The pipe-smoking, tweed-suited tutor handing back a sheaf of paper with hand-written notes in the margins is a staple of film and television.
But the reality is that marks and comments for our students are usually delivered via an online platform, and the exchange of feedback is mediated by technology.
This is now broadly commonplace in undergraduate education, and with this comes the attendant investment in plagiarism software and standardised general comments.
The more open plains of PhD supervision, however, are not as well-defined, and there is discrepant practice across the sector.
The challenges produced by Covid-19 in printing off PhD chapters and returning hard copies to students during face-to-face supervision were the basis of a recent study at Newcastle University, supported by funding from NUTELA (Newcastle University Technology Enhanced Learning Advocates) and the School of English Literature, Language & Linguistics.
At the heart of the study was a simple question – how do PhD students experience the feedback they receive on their work and practice, and what would they prefer?
Some practices may have ossified over the career of a supervisor, and may not be appropriate or relevant for a particular student’s circumstances, and the project explored what PhD students felt would best support them.
What’s going on?
When we consulted PGR students, asking them to reflect on how they receive feedback, the most popular forms of feedback were:
- comments on an electronic document (e.g. Word) to be exchanged as an email attachment
- tracked changes on an electronic document (e.g. Word) to be exchanged as an email attachment
- oral discussion in person
- oral discussion via video (e.g. Zoom)
The least popular forms of feedback were:
- oral discussion over the phone
- comments on hard copies or other manually written feedback
- recorded oral feedback
There was an open comment section asking if other forms of feedback were used – some respondents referred to Slack, Teams, and WhatsApp, as well as mindmaps and creative work on Zoom.
In terms of their preferences, most respondents indicated that a combination of different forms of feedback is what works best for them.
While there are clearly standard practices adopted across the university (such as comments on thesis drafts and regular meetings with oral discussions), what needs further attention in the doctoral supervision space is whether new digital technologies (or new use of existing digital technologies!) can better respond to some researchers’ needs.
There are variations in how multiple supervisors provide feedback – for instance, some students receive thesis comments from different supervisors through different technologies, which raises challenges.
Feeding back the edtech
There is a little scholarly literature on technologies and feedback. Elike Stracke and Vijay Kumar’s Encouraging Dialogue in Doctoral Supervision: The Development of the Feedback Expectation Tool, proposes a Feedback Expectation Tool for encouraging dialogue between students and supervisors. Ritesh Chugh, Stephanie Macht and Bobby Harreveld’s Supervisory Feedback to Postgraduate Research Students: A Literature Review briefly reviews issues with regards to the technologies employed in postgraduate supervision, including that electronic feedback can be hindered by a lack of digital skills.
AdvanceHE has a number of resources on feedback and assessments, but nothing specifically focusing on PGRs – the Feedback Toolkit includes a section called “How can technology enhance my feedback?”, but the focus is undergraduate work.

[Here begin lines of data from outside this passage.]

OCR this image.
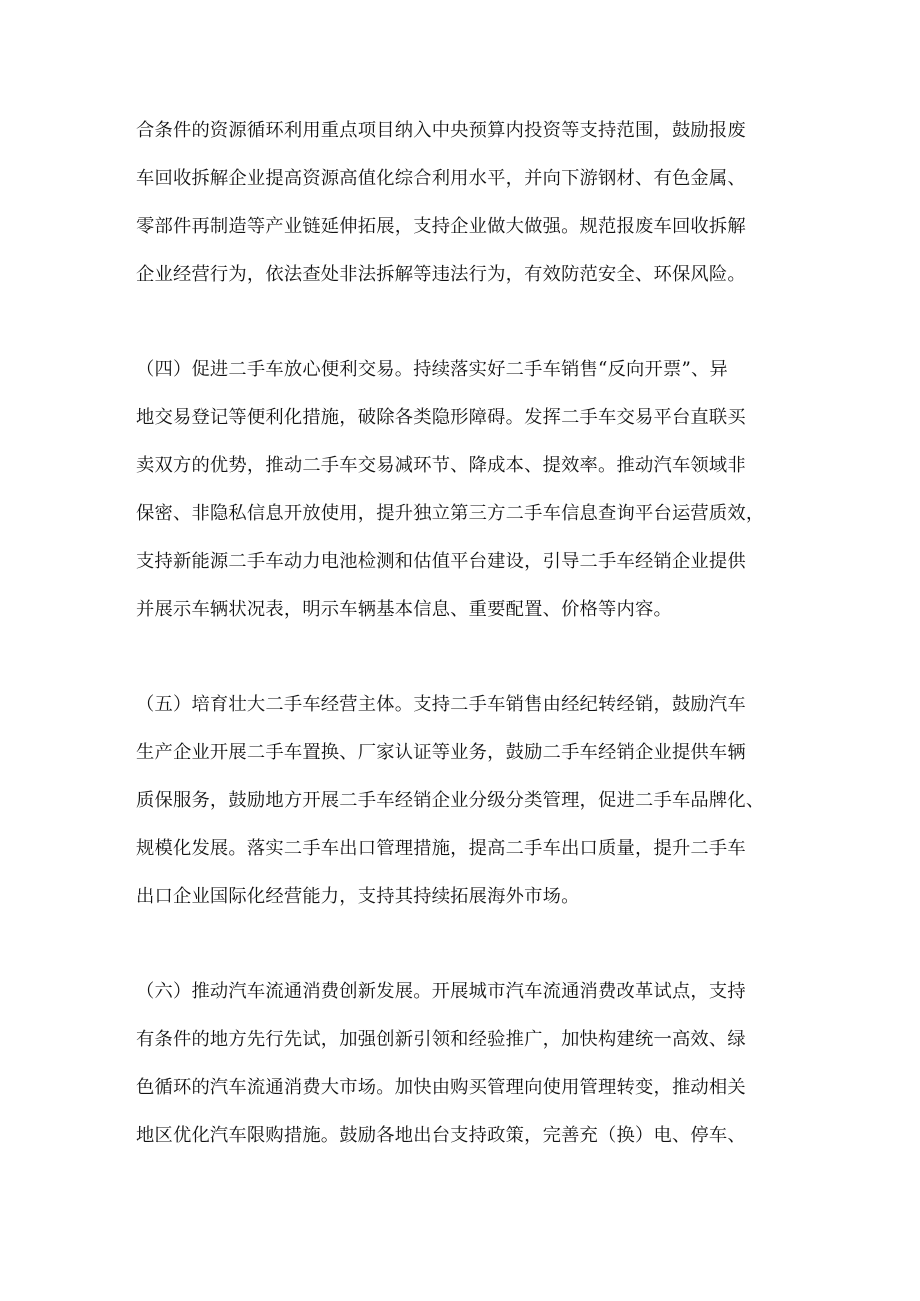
合条件的资源循环利用重点项目纳入中央预算内投资等支持范围，鼓励报废
车回收拆解企业提高资源高值化综合利用水平，并向下游钢材、有色金属、
零部件再制造等产业链延伸拓展，支持企业做大做强。规范报废车回收拆解
企业经营行为，依法查处非法拆解等违法行为，有效防范安全、环保风险。
（四）促进二手车放心便利交易。持续落实好二手车销售“反向开票”、异
地交易登记等便利化措施，破除各类隐形障碍。发挥二手车交易平台直联买
卖双方的优势，推动二手车交易减环节、降成本、提效率。推动汽车领域非
保密、非隐私信息开放使用，提升独立第三方二手车信息查询平台运营质效，
支持新能源二手车动力电池检测和估值平台建设，引导二手车经销企业提供
并展示车辆状况表，明示车辆基本信息、重要配置、价格等内容。
（五）培育壮大二手车经营主体。支持二手车销售由经纪转经销，鼓励汽车
生产企业开展二手车置换、厂家认证等业务，鼓励二手车经销企业提供车辆
质保服务，鼓励地方开展二手车经销企业分级分类管理，促进二手车品牌化、
规模化发展。落实二手车出口管理措施，提高二手车出口质量，提升二手车
出口企业国际化经营能力，支持其持续拓展海外市场。
（六）推动汽车流通消费创新发展。开展城市汽车流通消费改革试点，支持
有条件的地方先行先试，加强创新引领和经验推广，加快构建统一高效、绿
色循环的汽车流通消费大市场。加快由购买管理向使用管理转变，推动相关
地区优化汽车限购措施。鼓励各地出台支持政策，完善充（换）电、停车、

A review of resources from Research Councils showed no specific advice about technologies for feedback in the supervisory process.

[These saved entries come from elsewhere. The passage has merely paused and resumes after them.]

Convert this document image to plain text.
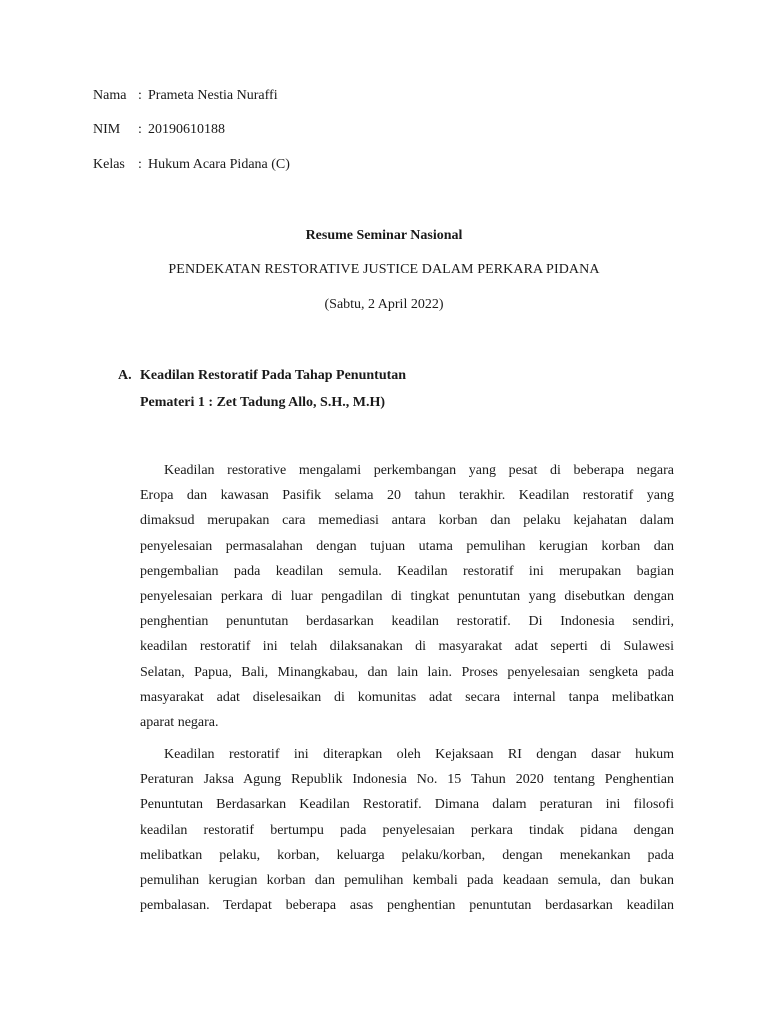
Nama : Prameta Nestia Nuraffi
NIM : 20190610188
Kelas : Hukum Acara Pidana (C)
Resume Seminar Nasional
PENDEKATAN RESTORATIVE JUSTICE DALAM PERKARA PIDANA
(Sabtu, 2 April 2022)
A. Keadilan Restoratif Pada Tahap Penuntutan
Pemateri 1 : Zet Tadung Allo, S.H., M.H)
Keadilan restorative mengalami perkembangan yang pesat di beberapa negara
Eropa dan kawasan Pasifik selama 20 tahun terakhir. Keadilan restoratif yang
dimaksud merupakan cara memediasi antara korban dan pelaku kejahatan dalam
penyelesaian permasalahan dengan tujuan utama pemulihan kerugian korban dan
pengembalian pada keadilan semula. Keadilan restoratif ini merupakan bagian
penyelesaian perkara di luar pengadilan di tingkat penuntutan yang disebutkan dengan
penghentian penuntutan berdasarkan keadilan restoratif. Di Indonesia sendiri,
keadilan restoratif ini telah dilaksanakan di masyarakat adat seperti di Sulawesi
Selatan, Papua, Bali, Minangkabau, dan lain lain. Proses penyelesaian sengketa pada
masyarakat adat diselesaikan di komunitas adat secara internal tanpa melibatkan
aparat negara.
Keadilan restoratif ini diterapkan oleh Kejaksaan RI dengan dasar hukum
Peraturan Jaksa Agung Republik Indonesia No. 15 Tahun 2020 tentang Penghentian
Penuntutan Berdasarkan Keadilan Restoratif. Dimana dalam peraturan ini filosofi
keadilan restoratif bertumpu pada penyelesaian perkara tindak pidana dengan
melibatkan pelaku, korban, keluarga pelaku/korban, dengan menekankan pada
pemulihan kerugian korban dan pemulihan kembali pada keadaan semula, dan bukan
pembalasan. Terdapat beberapa asas penghentian penuntutan berdasarkan keadilan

Individual universities will, of course, have handbook documents outlining either to students or to supervisors what to expect – but in the university documents we reviewed, there are almost no mentions of the forms that feedback can take, other than that it should be timely, critical, and constructive.
While a focus on timely, critical and constructive feedback is important, it is also vital to consider ways in which this feedback might be given, and what the benefits and limitations of each option might be, particularly for students coming from diverse backgrounds, and whose personal circumstances may change during their doctoral work.
Looking to the future
As a result of the work, we’re looking to make a number of changes:
- Technologies for receiving feedback and advice should be part of discussion in communications between supervisors and supervisees, particularly at the beginning of the research degree.

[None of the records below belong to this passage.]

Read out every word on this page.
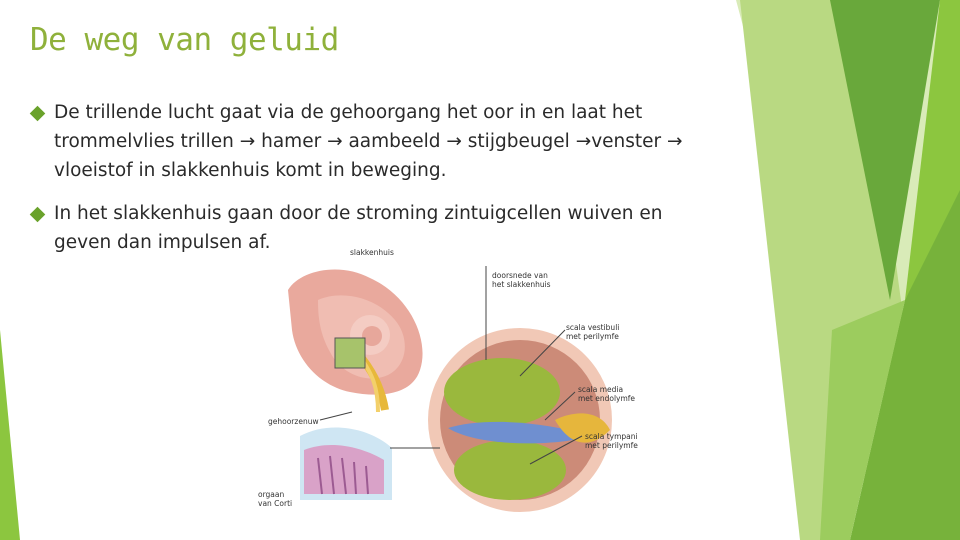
De weg van geluid
De trillende lucht gaat via de gehoorgang het oor in en laat het trommelvlies trillen → hamer → aambeeld → stijgbeugel →venster → vloeistof in slakkenhuis komt in beweging.
In het slakkenhuis gaan door de stroming zintuigcellen wuiven en geven dan impulsen af.	slakkenhuis
doorsnede van
het slakkenhuis
scala vestibuli
met perilymfe
scala media
met endolymfe
scala tympani
met perilymfe
gehoorzenuw
orgaan
van Corti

- Supervisors should repeatedly encourage recordings, notes, and other ways of revisiting feedback and advice given in meetings.
- Post-lockdown, supervisors and supervisees should reassess whether they want to keep any of the changes in technologies for communication that were adopted out of necessity.
- Supervisors should reflect on whether their feedback practices need to shift.
- PhD students should be encouraged to speak up about what works for them, rather than taking for granted that supervisors will know which ways of giving feedback will be most effective.
Avenues for discussing good practices and problems around feedback and advice may need to be made more available to individual PGR students.
Discussing technologies for feedback and advice in postgraduate research handbooks will help students and supervisors understand that a conversation needs to happen regularly in regards to their expectations, in terms of what will best support the student.
Scribbled notes may need to join the pipes and tweed jackets in the back of the wardrobe.